AN ILLEGAL immigrant helped to cultivate £22,000 worth of cannabis to pay back the smugglers who got him into the country in the back of a lorry.

Ymeer Zyiali was arrested when officers found a cannabis farm inside a home on John Street, Church, in November while responding to reports of a fight.

Every room bar one inside the property had been configurated for the production of cannabis, with 55 plants with a total street value of £22,000 found inside the house. Zyiali was found in the one remaining room, which had been set aside as living quarters.

Preston Crown Court heard how the 26-year-old found himself £14,000 in debt after he was smuggled into the country from Albania in a lorry.

When he first arrived in the country he had secured ‘crime-free’ employment, his barrister David Farley said.

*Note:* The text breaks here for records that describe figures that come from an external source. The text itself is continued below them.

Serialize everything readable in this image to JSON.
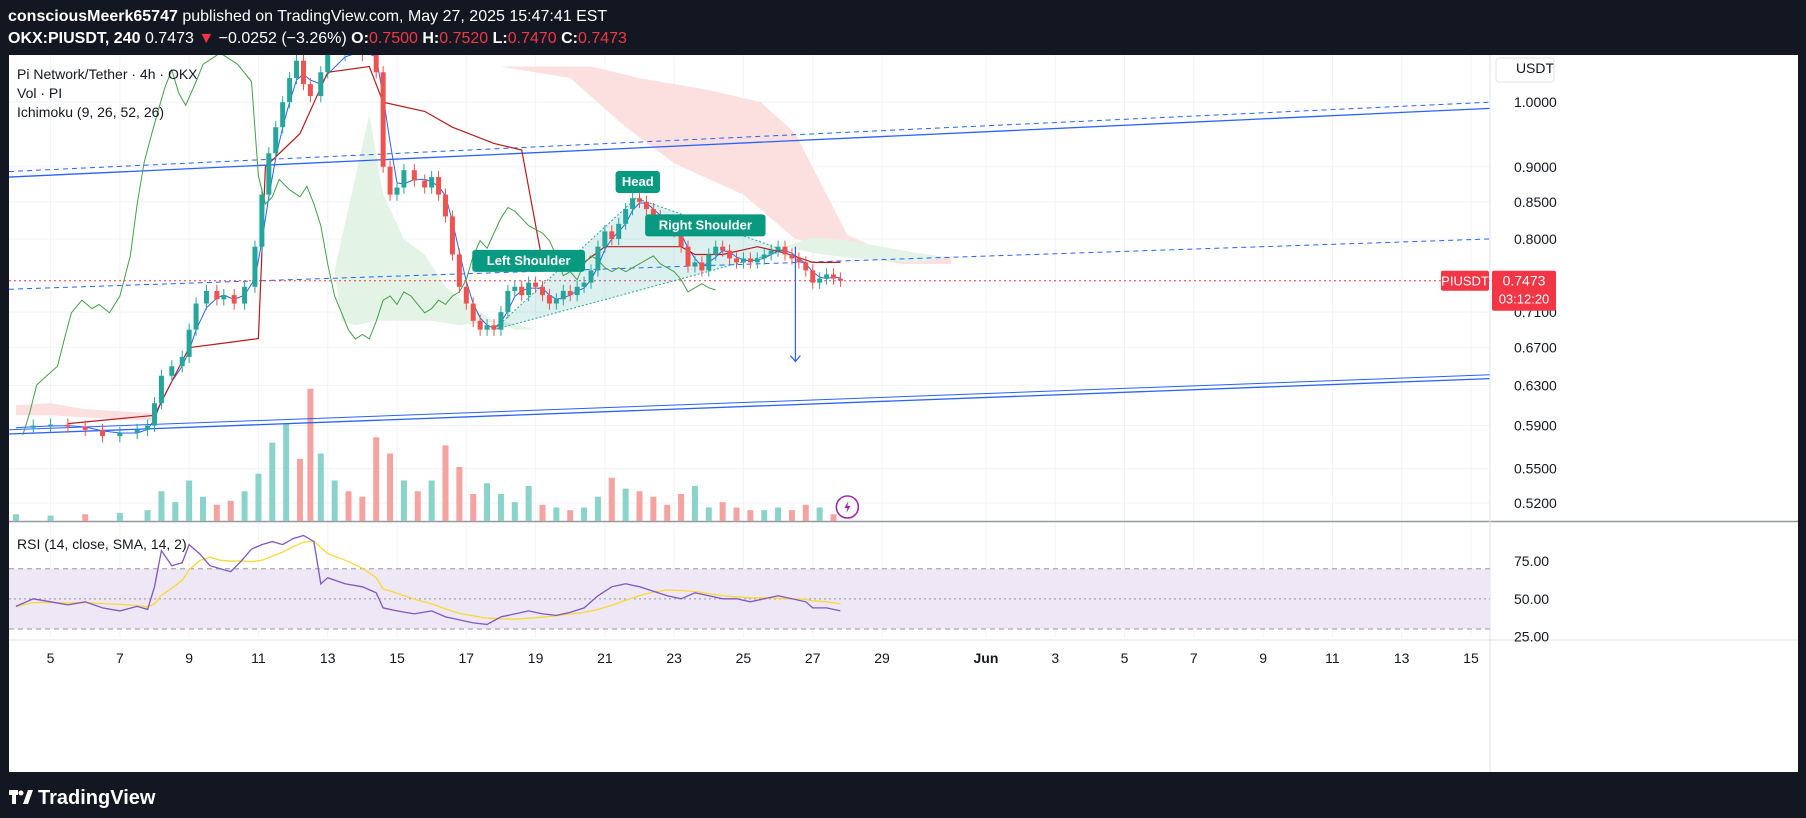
{
  "header": {
    "author": "consciousMeerk65747",
    "published": " published on TradingView.com, May 27, 2025 15:47:41 EST",
    "symbol_line": "OKX:PIUSDT, 240",
    "last": "0.7473",
    "change_arrow": "▼",
    "change": "−0.0252 (−3.26%)",
    "o_label": "O:",
    "o": "0.7500",
    "h_label": "H:",
    "h": "0.7520",
    "l_label": "L:",
    "l": "0.7470",
    "c_label": "C:",
    "c": "0.7473"
  },
  "legend": {
    "title": "Pi Network/Tether · 4h · OKX",
    "vol": "Vol · PI",
    "ichimoku": "Ichimoku (9, 26, 52, 26)"
  },
  "rsi_legend": "RSI (14, close, SMA, 14, 2)",
  "footer": {
    "brand": "TradingView"
  },
  "colors": {
    "up": "#26a69a",
    "down": "#ef5350",
    "vol_up": "#8ad3ca",
    "vol_down": "#f5a3a0",
    "trend": "#2962ff",
    "conversion": "#2962ff",
    "base": "#b71c1c",
    "lagging": "#43a047",
    "cloud_bear": "#fbe0df",
    "cloud_bull": "#e3f3e6",
    "rsi": "#7e57c2",
    "rsi_ma": "#fdd835",
    "rsi_band": "#ede7f6",
    "label_bg": "#089981",
    "price_tag": "#f23645"
  },
  "chart_data": {
    "type": "candlestick",
    "title": "Pi Network/Tether · 4h · OKX",
    "currency": "USDT",
    "y_scale": "log",
    "ylim": [
      0.505,
      1.08
    ],
    "price_ticks": [
      "1.0000",
      "0.9000",
      "0.8500",
      "0.8000",
      "0.7100",
      "0.6700",
      "0.6300",
      "0.5900",
      "0.5500",
      "0.5200"
    ],
    "x_ticks": [
      "5",
      "7",
      "9",
      "11",
      "13",
      "15",
      "17",
      "19",
      "21",
      "23",
      "25",
      "27",
      "29",
      "Jun",
      "3",
      "5",
      "7",
      "9",
      "11",
      "13",
      "15"
    ],
    "x_range_days": [
      3.8,
      46.55
    ],
    "last_price": "0.7473",
    "countdown": "03:12:20",
    "price_tag_symbol": "PIUSDT",
    "close_series_note": "Approximate 4h closes read from the chart, May 4 – May 27 2025",
    "closes": [
      [
        4.0,
        0.588
      ],
      [
        4.5,
        0.59
      ],
      [
        5.0,
        0.591
      ],
      [
        5.5,
        0.589
      ],
      [
        6.0,
        0.586
      ],
      [
        6.5,
        0.58
      ],
      [
        7.0,
        0.583
      ],
      [
        7.5,
        0.586
      ],
      [
        7.8,
        0.59
      ],
      [
        8.0,
        0.612
      ],
      [
        8.2,
        0.64
      ],
      [
        8.5,
        0.65
      ],
      [
        8.8,
        0.66
      ],
      [
        9.0,
        0.69
      ],
      [
        9.2,
        0.72
      ],
      [
        9.5,
        0.735
      ],
      [
        9.8,
        0.725
      ],
      [
        10.0,
        0.73
      ],
      [
        10.3,
        0.72
      ],
      [
        10.6,
        0.74
      ],
      [
        10.9,
        0.79
      ],
      [
        11.1,
        0.86
      ],
      [
        11.3,
        0.92
      ],
      [
        11.5,
        0.96
      ],
      [
        11.7,
        1.0
      ],
      [
        11.9,
        1.04
      ],
      [
        12.1,
        1.07
      ],
      [
        12.3,
        1.03
      ],
      [
        12.5,
        1.01
      ],
      [
        12.8,
        1.05
      ],
      [
        13.0,
        1.08
      ],
      [
        13.5,
        1.1
      ],
      [
        14.0,
        1.08
      ],
      [
        14.4,
        1.05
      ],
      [
        14.6,
        0.9
      ],
      [
        14.8,
        0.86
      ],
      [
        15.0,
        0.87
      ],
      [
        15.2,
        0.895
      ],
      [
        15.5,
        0.88
      ],
      [
        15.8,
        0.87
      ],
      [
        16.0,
        0.885
      ],
      [
        16.2,
        0.86
      ],
      [
        16.4,
        0.83
      ],
      [
        16.6,
        0.78
      ],
      [
        16.8,
        0.74
      ],
      [
        17.0,
        0.72
      ],
      [
        17.2,
        0.7
      ],
      [
        17.4,
        0.69
      ],
      [
        17.6,
        0.695
      ],
      [
        17.8,
        0.69
      ],
      [
        18.0,
        0.71
      ],
      [
        18.2,
        0.735
      ],
      [
        18.4,
        0.74
      ],
      [
        18.6,
        0.73
      ],
      [
        18.8,
        0.745
      ],
      [
        19.0,
        0.74
      ],
      [
        19.2,
        0.73
      ],
      [
        19.4,
        0.72
      ],
      [
        19.6,
        0.725
      ],
      [
        19.8,
        0.735
      ],
      [
        20.0,
        0.73
      ],
      [
        20.2,
        0.74
      ],
      [
        20.4,
        0.745
      ],
      [
        20.6,
        0.76
      ],
      [
        20.8,
        0.79
      ],
      [
        21.0,
        0.81
      ],
      [
        21.2,
        0.8
      ],
      [
        21.4,
        0.82
      ],
      [
        21.6,
        0.84
      ],
      [
        21.8,
        0.855
      ],
      [
        22.0,
        0.85
      ],
      [
        22.2,
        0.84
      ],
      [
        22.4,
        0.83
      ],
      [
        22.6,
        0.825
      ],
      [
        22.8,
        0.82
      ],
      [
        23.0,
        0.81
      ],
      [
        23.2,
        0.79
      ],
      [
        23.4,
        0.765
      ],
      [
        23.6,
        0.77
      ],
      [
        23.8,
        0.76
      ],
      [
        24.0,
        0.78
      ],
      [
        24.2,
        0.79
      ],
      [
        24.4,
        0.785
      ],
      [
        24.6,
        0.775
      ],
      [
        24.8,
        0.77
      ],
      [
        25.0,
        0.775
      ],
      [
        25.2,
        0.77
      ],
      [
        25.4,
        0.775
      ],
      [
        25.6,
        0.78
      ],
      [
        25.8,
        0.785
      ],
      [
        26.0,
        0.79
      ],
      [
        26.2,
        0.78
      ],
      [
        26.4,
        0.775
      ],
      [
        26.6,
        0.77
      ],
      [
        26.8,
        0.76
      ],
      [
        27.0,
        0.745
      ],
      [
        27.2,
        0.75
      ],
      [
        27.4,
        0.755
      ],
      [
        27.6,
        0.75
      ],
      [
        27.8,
        0.7473
      ]
    ],
    "volume": [
      [
        4.0,
        0.05
      ],
      [
        5.0,
        0.04
      ],
      [
        6.0,
        0.05
      ],
      [
        7.0,
        0.06
      ],
      [
        7.8,
        0.08
      ],
      [
        8.2,
        0.22
      ],
      [
        8.6,
        0.14
      ],
      [
        9.0,
        0.3
      ],
      [
        9.4,
        0.18
      ],
      [
        9.8,
        0.12
      ],
      [
        10.2,
        0.15
      ],
      [
        10.6,
        0.22
      ],
      [
        11.0,
        0.35
      ],
      [
        11.4,
        0.58
      ],
      [
        11.8,
        0.72
      ],
      [
        12.2,
        0.46
      ],
      [
        12.5,
        0.98
      ],
      [
        12.8,
        0.5
      ],
      [
        13.2,
        0.3
      ],
      [
        13.6,
        0.22
      ],
      [
        14.0,
        0.18
      ],
      [
        14.4,
        0.62
      ],
      [
        14.8,
        0.5
      ],
      [
        15.2,
        0.3
      ],
      [
        15.6,
        0.22
      ],
      [
        16.0,
        0.3
      ],
      [
        16.4,
        0.56
      ],
      [
        16.8,
        0.4
      ],
      [
        17.2,
        0.2
      ],
      [
        17.6,
        0.28
      ],
      [
        18.0,
        0.2
      ],
      [
        18.4,
        0.14
      ],
      [
        18.8,
        0.26
      ],
      [
        19.2,
        0.12
      ],
      [
        19.6,
        0.1
      ],
      [
        20.0,
        0.08
      ],
      [
        20.4,
        0.1
      ],
      [
        20.8,
        0.18
      ],
      [
        21.2,
        0.32
      ],
      [
        21.6,
        0.24
      ],
      [
        22.0,
        0.22
      ],
      [
        22.4,
        0.18
      ],
      [
        22.8,
        0.12
      ],
      [
        23.2,
        0.2
      ],
      [
        23.6,
        0.26
      ],
      [
        24.0,
        0.1
      ],
      [
        24.4,
        0.14
      ],
      [
        24.8,
        0.1
      ],
      [
        25.2,
        0.08
      ],
      [
        25.6,
        0.08
      ],
      [
        26.0,
        0.1
      ],
      [
        26.4,
        0.08
      ],
      [
        26.8,
        0.12
      ],
      [
        27.2,
        0.1
      ],
      [
        27.6,
        0.05
      ]
    ],
    "annotations": [
      {
        "text": "Head",
        "day": 21.95,
        "price": 0.878
      },
      {
        "text": "Right Shoulder",
        "day": 23.9,
        "price": 0.818
      },
      {
        "text": "Left Shoulder",
        "day": 18.8,
        "price": 0.772
      }
    ],
    "rsi": {
      "legend": "RSI (14, close, SMA, 14, 2)",
      "levels": [
        70,
        50,
        30
      ],
      "ticks": [
        "75.00",
        "50.00",
        "25.00"
      ],
      "ylim": [
        24,
        99
      ],
      "values": [
        [
          4.0,
          45
        ],
        [
          4.5,
          50
        ],
        [
          5.0,
          48
        ],
        [
          5.5,
          46
        ],
        [
          6.0,
          48
        ],
        [
          6.5,
          44
        ],
        [
          7.0,
          42
        ],
        [
          7.5,
          45
        ],
        [
          7.8,
          43
        ],
        [
          8.0,
          58
        ],
        [
          8.2,
          82
        ],
        [
          8.5,
          72
        ],
        [
          8.8,
          74
        ],
        [
          9.0,
          86
        ],
        [
          9.3,
          80
        ],
        [
          9.6,
          72
        ],
        [
          9.9,
          70
        ],
        [
          10.2,
          68
        ],
        [
          10.5,
          75
        ],
        [
          10.8,
          83
        ],
        [
          11.1,
          86
        ],
        [
          11.4,
          88
        ],
        [
          11.7,
          86
        ],
        [
          12.0,
          90
        ],
        [
          12.3,
          92
        ],
        [
          12.6,
          88
        ],
        [
          12.8,
          60
        ],
        [
          13.0,
          64
        ],
        [
          13.5,
          60
        ],
        [
          14.0,
          58
        ],
        [
          14.4,
          54
        ],
        [
          14.6,
          44
        ],
        [
          15.0,
          42
        ],
        [
          15.5,
          40
        ],
        [
          16.0,
          42
        ],
        [
          16.4,
          38
        ],
        [
          16.8,
          36
        ],
        [
          17.2,
          34
        ],
        [
          17.6,
          33
        ],
        [
          18.0,
          38
        ],
        [
          18.4,
          40
        ],
        [
          18.8,
          42
        ],
        [
          19.2,
          40
        ],
        [
          19.6,
          39
        ],
        [
          20.0,
          41
        ],
        [
          20.4,
          44
        ],
        [
          20.8,
          52
        ],
        [
          21.2,
          58
        ],
        [
          21.6,
          60
        ],
        [
          22.0,
          58
        ],
        [
          22.4,
          55
        ],
        [
          22.8,
          52
        ],
        [
          23.2,
          50
        ],
        [
          23.6,
          54
        ],
        [
          24.0,
          52
        ],
        [
          24.4,
          50
        ],
        [
          24.8,
          50
        ],
        [
          25.2,
          48
        ],
        [
          25.6,
          50
        ],
        [
          26.0,
          52
        ],
        [
          26.4,
          50
        ],
        [
          26.8,
          48
        ],
        [
          27.0,
          44
        ],
        [
          27.4,
          44
        ],
        [
          27.8,
          42
        ]
      ]
    }
  }
}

He added: “He lost that job and was without any form of income when he was offered the job that he finds himself before the court for doing.

“He is frank. He knew it was not legal, but he was desperate, so he took the job. He had not been there very long before the police arrived.

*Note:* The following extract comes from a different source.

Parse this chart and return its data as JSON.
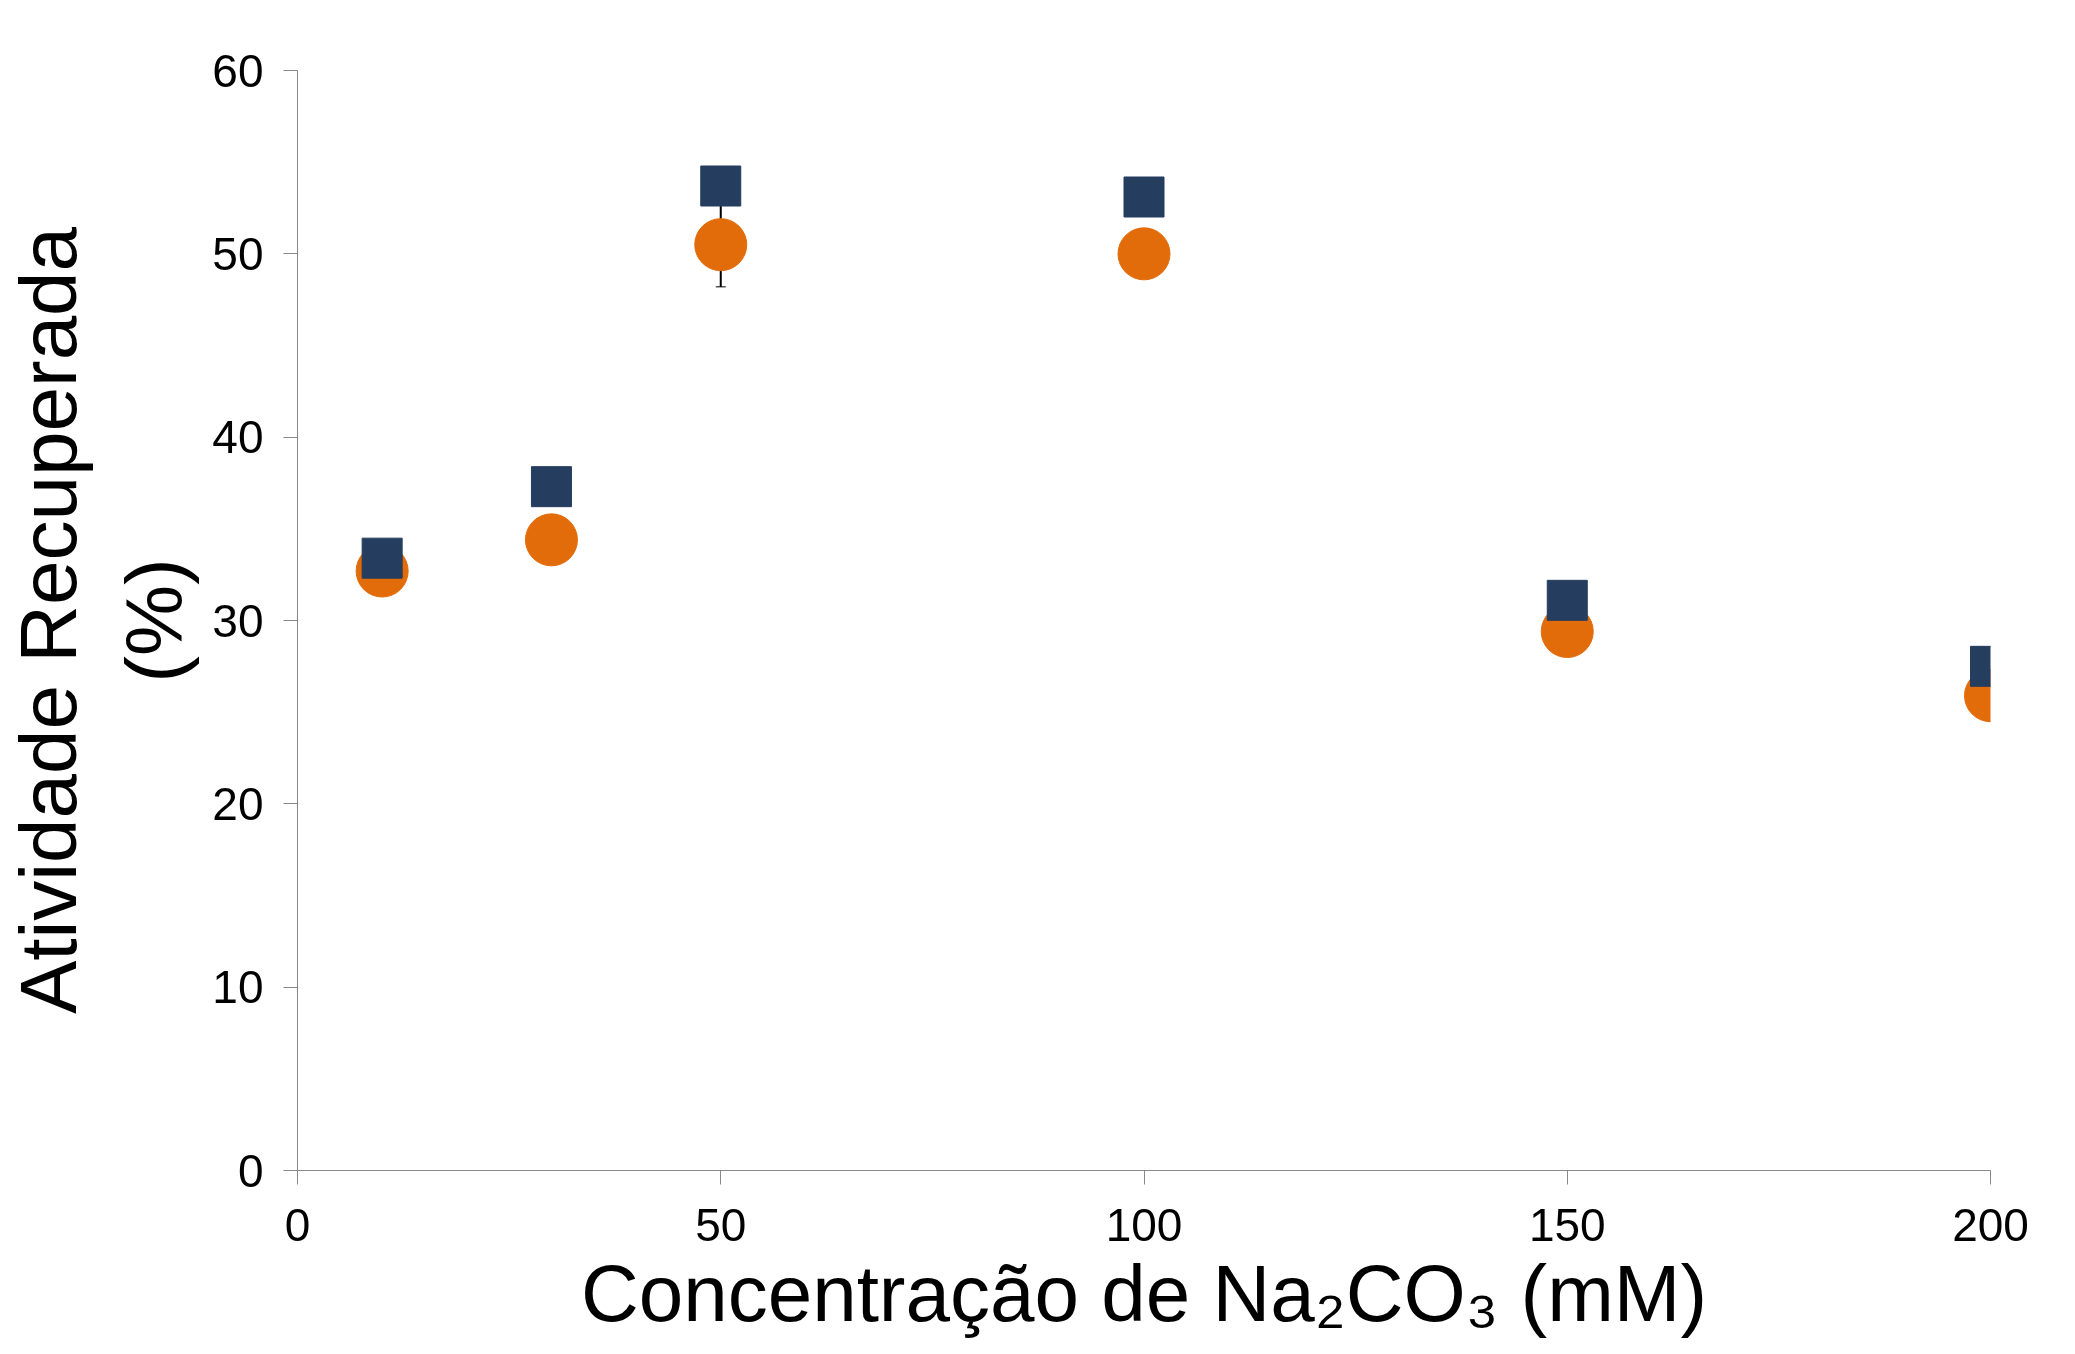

“He was a cleaner and a waterer of the plants for a subsistence wage and again to pay off his debt.”

It was heard how Zylali 'had an awareness and understanding' of the scale of the operation but held a lower role in the hierarchy due to him having no influence over those above him in the chain.

Jailing him for a total of 20 months, Judge Heather Lloyd said: “You came to this country illegally and you began to work in the black economy to pay your cousin for the transport. You say that was £14,000. I don’t know if you have a passport but if you did it would have been cheaper to catch a flight.

“When your job in construction fell through you were offered this employment in Church which you took knowing it was illegal and knowing the consequences should you be caught.

“It has been said on your behalf that you were a cleaner and you watered the plants and you told the police that you planted them also.

“The sentencing guidelines apply and a custodial sentence is inevitable. This is category two harm due to the quantity of drugs and the drugs that were seized were for that single occasion.

“The whole house had been taken over the production of drugs and you had been there for three months.

“Although your role was limited it was a trusted role for three months which is not an insignificant period. I take into account that you have no previous convictions in this country."